Skip to contents

For a list of records, construct a data.frame for insertion into SQL database.

Usage

gb_df_generate(
  records,
  min_length = 0,
  max_length = NULL,
  acc_filter = NULL,
  invert = FALSE
)

Arguments

records

character, vector of GenBank records in text format

min_length

Minimum sequence length, default 0.

max_length

Maximum sequence length, default NULL.

acc_filter

Character vector; accessions to include or exclude from the database as specified by invert.

invert

Logical vector of length 1; if TRUE, accessions in acc_filter will be excluded from the database; if FALSE, only accessions in acc_filter will be included in the database.
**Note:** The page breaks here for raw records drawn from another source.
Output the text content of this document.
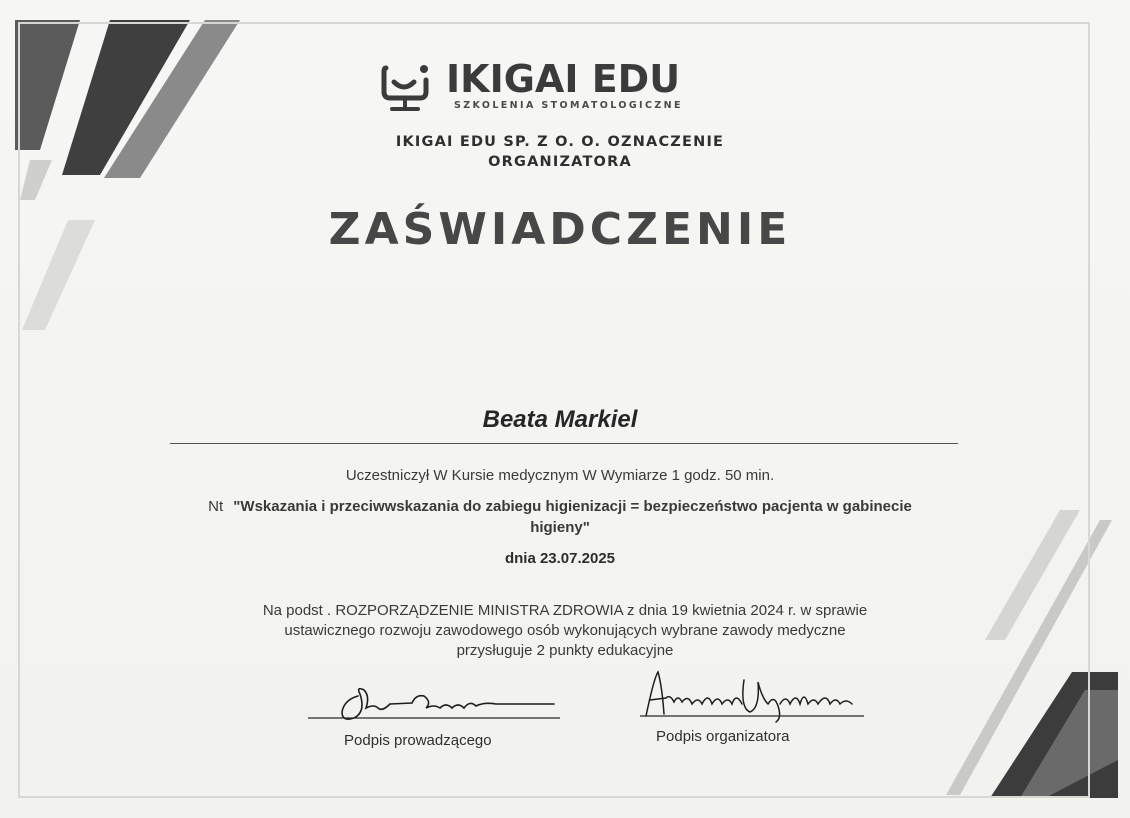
IKIGAI EDU
SZKOLENIA STOMATOLOGICZNE
IKIGAI EDU SP. Z O. O. OZNACZENIE
ORGANIZATORA
ZAŚWIADCZENIE
Beata Markiel
Uczestniczył W Kursie medycznym W Wymiarze 1 godz. 50 min.
Nt "Wskazania i przeciwwskazania do zabiegu higienizacji = bezpieczeństwo pacjenta w gabinecie higieny"
dnia 23.07.2025
Na podst . ROZPORZĄDZENIE MINISTRA ZDROWIA z dnia 19 kwietnia 2024 r. w sprawie
ustawicznego rozwoju zawodowego osób wykonujących wybrane zawody medyczne
przysługuje 2 punkty edukacyjne
Podpis prowadzącego	Podpis organizatora
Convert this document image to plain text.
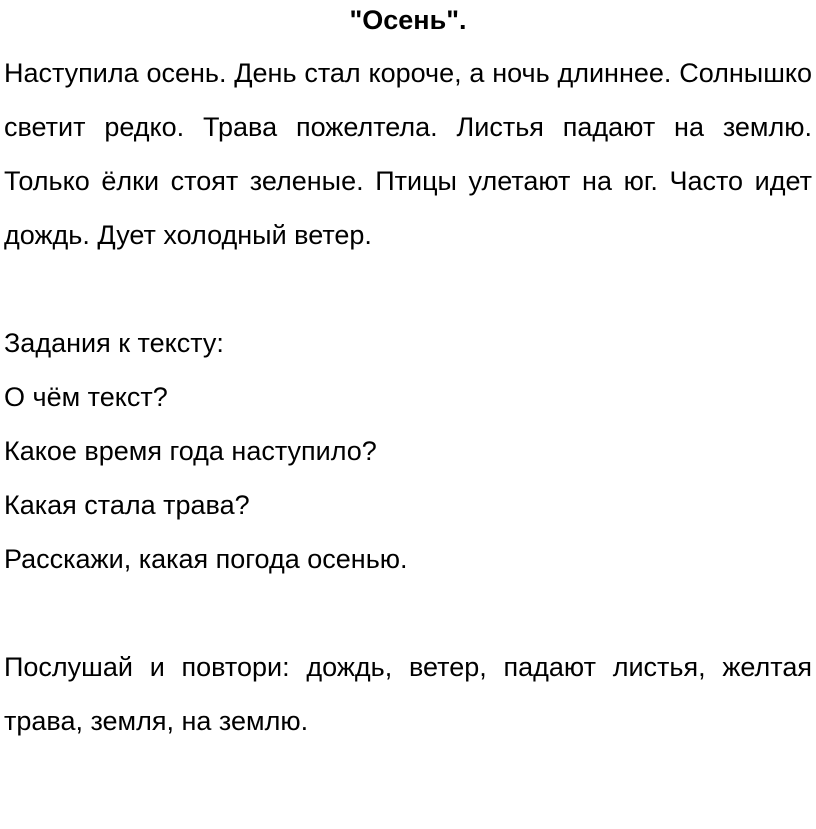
"Осень".

Наступила осень. День стал короче, а ночь длиннее. Солнышко светит редко. Трава пожелтела. Листья падают на землю. Только ёлки стоят зеленые. Птицы улетают на юг. Часто идет дождь. Дует холодный ветер.

Задания к тексту:

О чём текст?

Какое время года наступило?

Какая стала трава?

Расскажи, какая погода осенью.

Послушай и повтори: дождь, ветер, падают листья, желтая трава, земля, на землю.
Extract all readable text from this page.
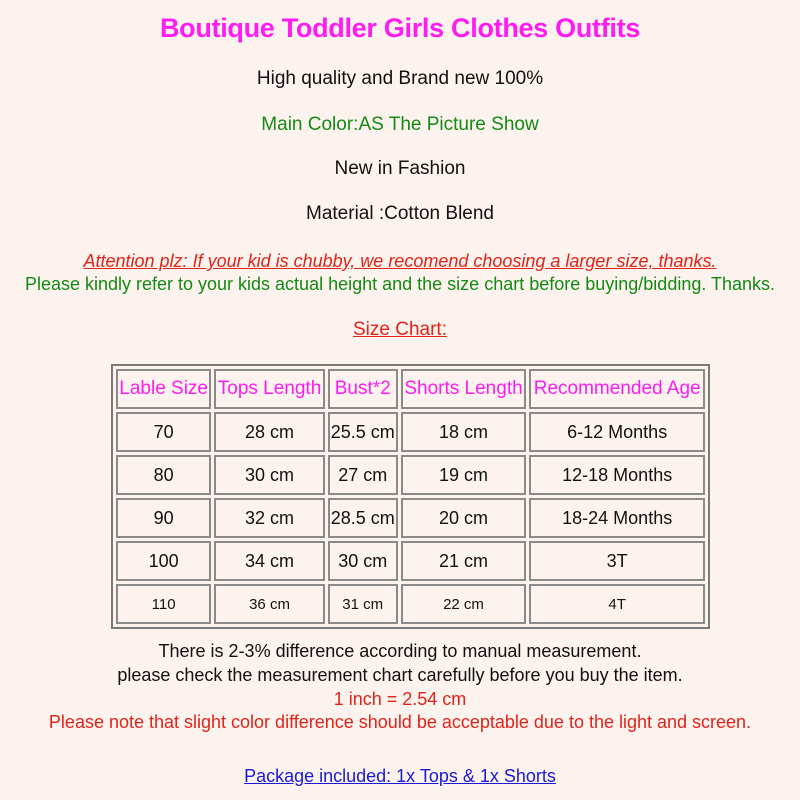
Boutique Toddler Girls Clothes Outfits
High quality and Brand new 100%
Main Color:AS The Picture Show
New in Fashion
Material :Cotton Blend
Attention plz: If your kid is chubby, we recomend choosing a larger size, thanks.
Please kindly refer to your kids actual height and the size chart before buying/bidding. Thanks.
Size Chart:
Lable Size	Tops Length	Bust*2	Shorts Length	Recommended Age
70	28 cm	25.5 cm	18 cm	6-12 Months
80	30 cm	27 cm	19 cm	12-18 Months
90	32 cm	28.5 cm	20 cm	18-24 Months
100	34 cm	30 cm	21 cm	3T
110	36 cm	31 cm	22 cm	4T
There is 2-3% difference according to manual measurement.
please check the measurement chart carefully before you buy the item.
1 inch = 2.54 cm
Please note that slight color difference should be acceptable due to the light and screen.
Package included: 1x Tops & 1x Shorts
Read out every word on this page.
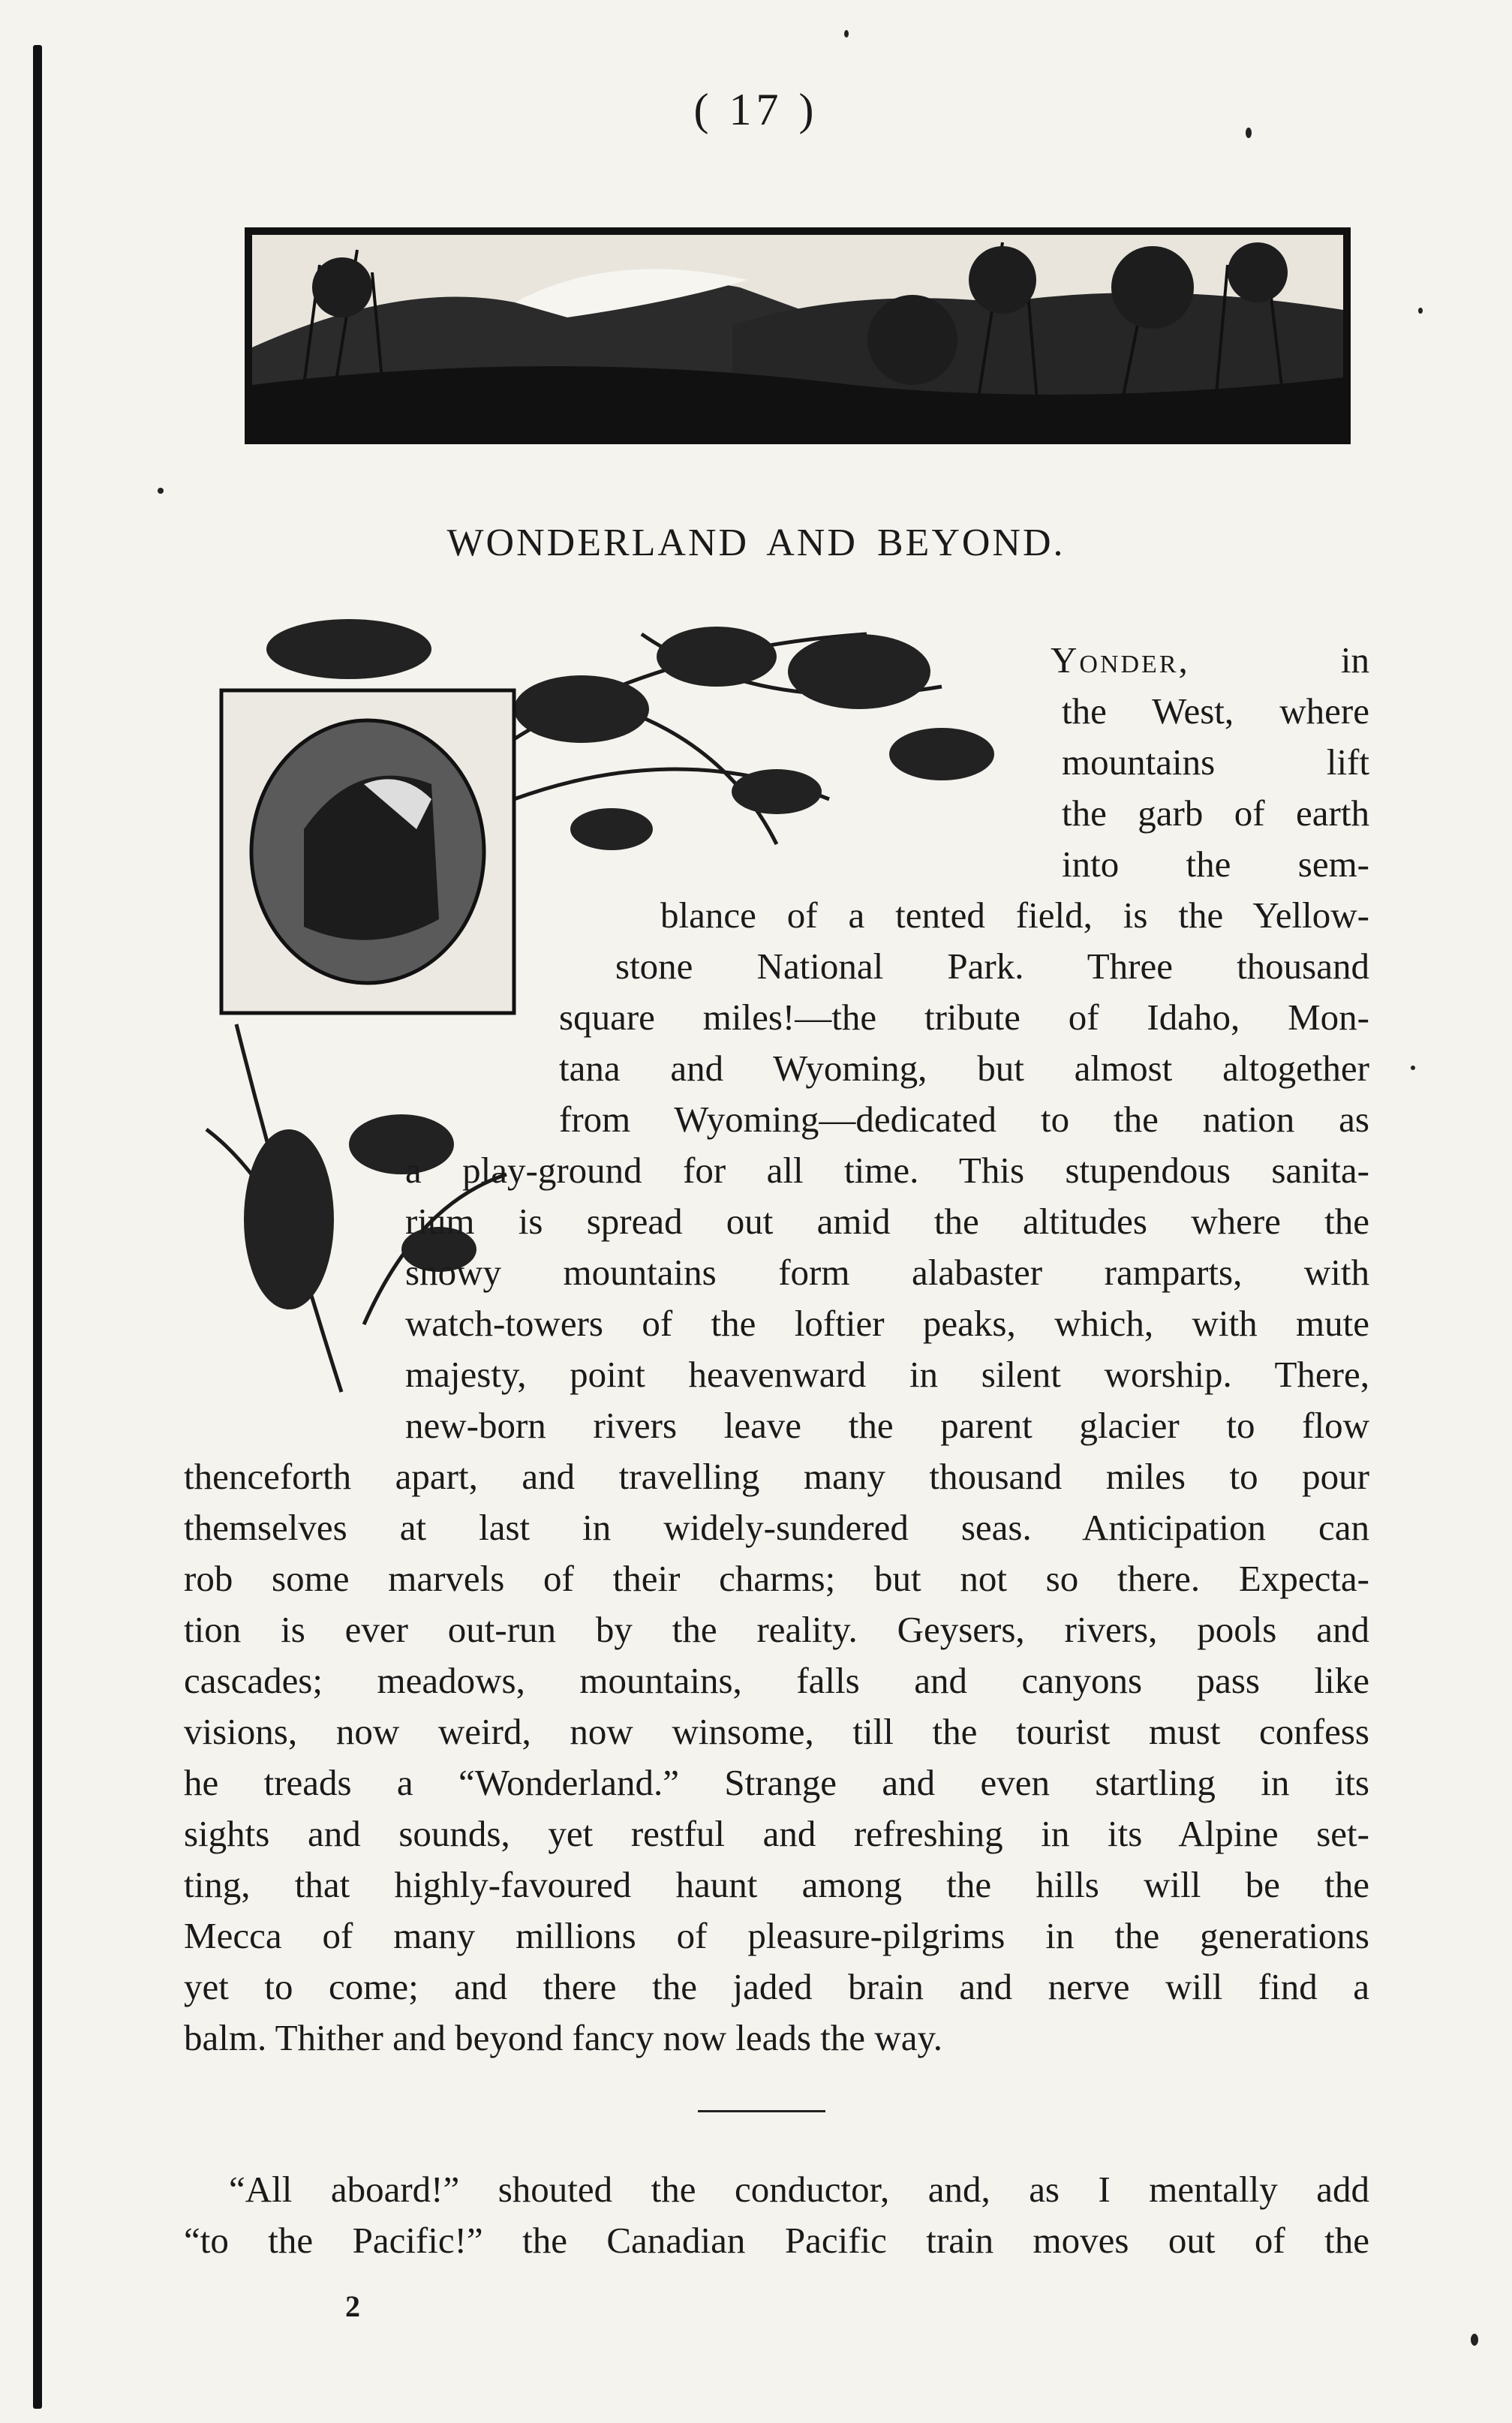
( 17 )
WONDERLAND AND BEYOND.
Yonder,	in
the West, where
mountains lift
the garb of earth
into the sem-
blance of a tented field, is the Yellow-
stone National Park. Three thousand
square miles!—the tribute of Idaho, Mon-
tana and Wyoming, but almost altogether
from Wyoming—dedicated to the nation as
a play-ground for all time. This stupendous sanita-
rium is spread out amid the altitudes where the
snowy mountains form alabaster ramparts, with
watch-towers of the loftier peaks, which, with mute
majesty, point heavenward in silent worship. There,
new-born rivers leave the parent glacier to flow
thenceforth apart, and travelling many thousand miles to pour
themselves at last in widely-sundered seas. Anticipation can
rob some marvels of their charms; but not so there. Expecta-
tion is ever out-run by the reality. Geysers, rivers, pools and
cascades; meadows, mountains, falls and canyons pass like
visions, now weird, now winsome, till the tourist must confess
he treads a “Wonderland.” Strange and even startling in its
sights and sounds, yet restful and refreshing in its Alpine set-
ting, that highly-favoured haunt among the hills will be the
Mecca of many millions of pleasure-pilgrims in the generations
yet to come; and there the jaded brain and nerve will find a
balm. Thither and beyond fancy now leads the way.
“All aboard!” shouted the conductor, and, as I mentally add
“to the Pacific!” the Canadian Pacific train moves out of the
2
Default FALSE.

Value

data.frame, or NULL if no records pass filters

Details

The resulting data.frame has five columns: accession, organism, raw_definition, raw_sequence, raw_record. The prefix 'raw_' indicates the data has been converted to the raw format, see ?charToRaw, in order to save on RAM. The raw_record contains the entire GenBank record in text format.

Use acc_filter and max and min sequence lengths to minimize the size of the database. All sequences have to be at least as long as min and less than or equal in length to max, unless max is NULL in which there is no maximum length. The final selection of sequences is the result of applying all filters (acc_filter, min_length, max_length) in combination.